In 2008, Barack Obama, then a senator from Illinois, pledged he would “unequivocally oppose” the FISA Amendments Act but, as is sometimes his custom, he voted for it. (“FBI chief urges restoration of searches without warrants,” Jerry Seper, washingtontimes.com, May 9).
Seper, quoting Mueller, writes that “the law allows the collection of vital information about international terrorists ‘while providing a robust protection for the civil liberties of Americans.’”
How is that possible when Americans who are being spied on don’t know it and therefore can’t question the lawfulness of the tracking?
When reauthorized, this law will add to what the American Civil Liberties Union and its policy counsel on national security, immigration and privacy, Michael German, call “suspicionless surveillance,” which keeps growing around the country through local and state authorities, the FBI and the mammoth databases of the National Security Agency (NSA).
As I’ve reported, German worked inside the FBI for 16 years on domestic terrorism and other investigative matters before being recruited by the Constitution to join the ACLU.

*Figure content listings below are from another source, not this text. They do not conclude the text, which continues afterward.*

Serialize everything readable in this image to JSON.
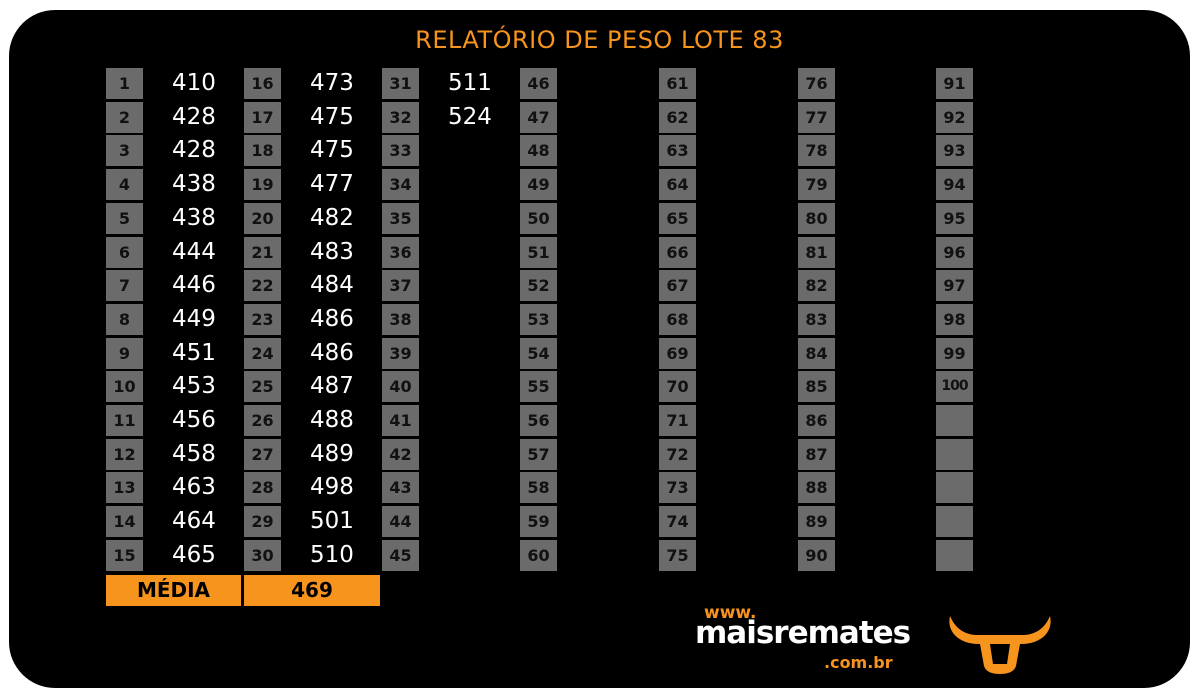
{
  "title": "RELATÓRIO DE PESO LOTE  83",
  "columns": [
    {
      "numbers": [
        "1",
        "2",
        "3",
        "4",
        "5",
        "6",
        "7",
        "8",
        "9",
        "10",
        "11",
        "12",
        "13",
        "14",
        "15"
      ],
      "weights": [
        "410",
        "428",
        "428",
        "438",
        "438",
        "444",
        "446",
        "449",
        "451",
        "453",
        "456",
        "458",
        "463",
        "464",
        "465"
      ]
    },
    {
      "numbers": [
        "16",
        "17",
        "18",
        "19",
        "20",
        "21",
        "22",
        "23",
        "24",
        "25",
        "26",
        "27",
        "28",
        "29",
        "30"
      ],
      "weights": [
        "473",
        "475",
        "475",
        "477",
        "482",
        "483",
        "484",
        "486",
        "486",
        "487",
        "488",
        "489",
        "498",
        "501",
        "510"
      ]
    },
    {
      "numbers": [
        "31",
        "32",
        "33",
        "34",
        "35",
        "36",
        "37",
        "38",
        "39",
        "40",
        "41",
        "42",
        "43",
        "44",
        "45"
      ],
      "weights": [
        "511",
        "524"
      ]
    },
    {
      "numbers": [
        "46",
        "47",
        "48",
        "49",
        "50",
        "51",
        "52",
        "53",
        "54",
        "55",
        "56",
        "57",
        "58",
        "59",
        "60"
      ],
      "weights": []
    },
    {
      "numbers": [
        "61",
        "62",
        "63",
        "64",
        "65",
        "66",
        "67",
        "68",
        "69",
        "70",
        "71",
        "72",
        "73",
        "74",
        "75"
      ],
      "weights": []
    },
    {
      "numbers": [
        "76",
        "77",
        "78",
        "79",
        "80",
        "81",
        "82",
        "83",
        "84",
        "85",
        "86",
        "87",
        "88",
        "89",
        "90"
      ],
      "weights": []
    },
    {
      "numbers": [
        "91",
        "92",
        "93",
        "94",
        "95",
        "96",
        "97",
        "98",
        "99",
        "100",
        "",
        "",
        "",
        "",
        ""
      ],
      "weights": []
    }
  ],
  "average": {
    "label": "MÉDIA",
    "value": "469"
  },
  "logo": {
    "www": "www.",
    "name": "maisremates",
    "domain": ".com.br"
  },
  "colors": {
    "background": "#000000",
    "accent": "#f7941d",
    "cell": "#6b6b6b",
    "text": "#ffffff"
  },
  "icons": {
    "brand": "bull-head-icon"
  }
}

German objects to constant “suspicionless surveillance,” as it “invades the privacy of innocent persons and, failing to require a factual basis creating reasonable suspicion and probable cause before initiating surveillance, opens the door to:
“Biased policing, leading to unconstitutional racial and religious profiling and spying on political activists in violation of their First Amendment rights” (“FBI Official Agrees With ACLU: Suspicionless Surveillance is Ineffective and Counterproductive,” Michael German, aclu.org, March 9).

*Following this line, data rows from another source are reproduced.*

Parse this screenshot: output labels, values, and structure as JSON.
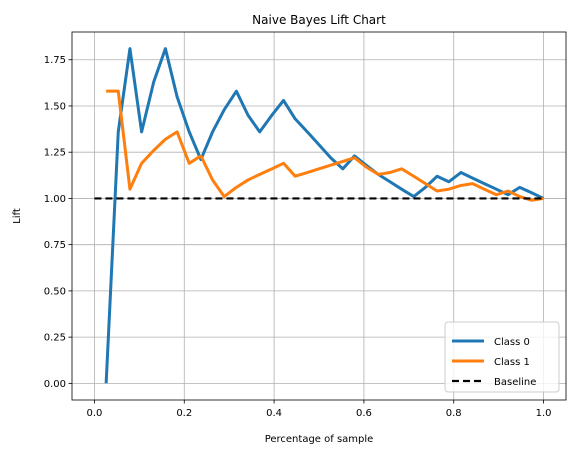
{
  "chart_data": {
    "type": "line",
    "title": "Naive Bayes Lift Chart",
    "xlabel": "Percentage of sample",
    "ylabel": "Lift",
    "xlim": [
      -0.05,
      1.05
    ],
    "ylim": [
      -0.09,
      1.9
    ],
    "xticks": [
      0.0,
      0.2,
      0.4,
      0.6,
      0.8,
      1.0
    ],
    "xtick_labels": [
      "0.0",
      "0.2",
      "0.4",
      "0.6",
      "0.8",
      "1.0"
    ],
    "yticks": [
      0.0,
      0.25,
      0.5,
      0.75,
      1.0,
      1.25,
      1.5,
      1.75
    ],
    "ytick_labels": [
      "0.00",
      "0.25",
      "0.50",
      "0.75",
      "1.00",
      "1.25",
      "1.50",
      "1.75"
    ],
    "grid": true,
    "legend_position": "bottom-right",
    "series": [
      {
        "name": "Class 0",
        "color": "#1f77b4",
        "style": "solid",
        "x": [
          0.026,
          0.053,
          0.079,
          0.105,
          0.132,
          0.158,
          0.184,
          0.211,
          0.237,
          0.263,
          0.289,
          0.316,
          0.342,
          0.368,
          0.395,
          0.421,
          0.447,
          0.474,
          0.5,
          0.526,
          0.553,
          0.579,
          0.605,
          0.632,
          0.658,
          0.684,
          0.711,
          0.737,
          0.763,
          0.789,
          0.816,
          0.842,
          0.868,
          0.895,
          0.921,
          0.947,
          0.974,
          1.0
        ],
        "y": [
          0.0,
          1.36,
          1.81,
          1.36,
          1.63,
          1.81,
          1.55,
          1.36,
          1.21,
          1.36,
          1.48,
          1.58,
          1.45,
          1.36,
          1.45,
          1.53,
          1.43,
          1.36,
          1.29,
          1.22,
          1.16,
          1.23,
          1.18,
          1.13,
          1.09,
          1.05,
          1.01,
          1.06,
          1.12,
          1.09,
          1.14,
          1.11,
          1.08,
          1.05,
          1.02,
          1.06,
          1.03,
          1.0
        ]
      },
      {
        "name": "Class 1",
        "color": "#ff7f0e",
        "style": "solid",
        "x": [
          0.026,
          0.053,
          0.079,
          0.105,
          0.132,
          0.158,
          0.184,
          0.211,
          0.237,
          0.263,
          0.289,
          0.316,
          0.342,
          0.368,
          0.395,
          0.421,
          0.447,
          0.474,
          0.5,
          0.526,
          0.553,
          0.579,
          0.605,
          0.632,
          0.658,
          0.684,
          0.711,
          0.737,
          0.763,
          0.789,
          0.816,
          0.842,
          0.868,
          0.895,
          0.921,
          0.947,
          0.974,
          1.0
        ],
        "y": [
          1.58,
          1.58,
          1.05,
          1.19,
          1.26,
          1.32,
          1.36,
          1.19,
          1.23,
          1.1,
          1.01,
          1.06,
          1.1,
          1.13,
          1.16,
          1.19,
          1.12,
          1.14,
          1.16,
          1.18,
          1.2,
          1.22,
          1.17,
          1.13,
          1.14,
          1.16,
          1.12,
          1.08,
          1.04,
          1.05,
          1.07,
          1.08,
          1.05,
          1.02,
          1.04,
          1.01,
          0.99,
          1.0
        ]
      },
      {
        "name": "Baseline",
        "color": "#000000",
        "style": "dashed",
        "x": [
          0.0,
          1.0
        ],
        "y": [
          1.0,
          1.0
        ]
      }
    ]
  }
}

Wow! Have presidential rivals Obama and Mitt Romney said a word about this? Don’t they care when the Constitution is being ravaged? Will this come up in any of their debates or in press interviews during the campaign? German continues, referring to his time in the FBI: “Based on my experience in law enforcement, I have also argued that suspicionless surveillance is ineffective and counterproductive as a security measure because it fills intelligence databases with useless information and undermines community support for legitimate law enforcement and intelligence activities directed at real threats.”
I wonder if the NSA cares at all about that.
German may have startled FBI Chief Mueller by praising Newark, N.J., Special Agent in Charge Michael Ward for what he said to The (N.J.) Star-Ledger about New York Police Commissioner Ray Kelly’s suspicionless, large-scale spying operation on Muslims (simply for being Muslims), a practice enthusiastically supported by Mayor Michael Bloomberg.
Courageous dissenter Ward said: “But (the NYPD) coming out and just basically mapping out houses of worship and minority-owned businesses (to spy on the Muslims who are there) — there’s no correlation between the location of houses of worship and minority-owned businesses and counterterrorism” (“Recent NYPD spying uproar shakes FBI’s foundations in N.J. terror intelligence,” Jason Grant, nj.com, March 7).
Do you agree with The Rutherford Institute’s John Whitehead when he says: “We are truly entering a new era. Once the realm of science fiction and dystopian literature, the all-seeing surveillance state, powered by the latest and greatest in robot technology, is the reality with which we must now contend.”
What do you think we should do about finding a place for the Constitution in this new era? Americans shouldn’t give up being American.
Hentoff is a nationally renowned authority on the First Amendment and the Bill of Rights.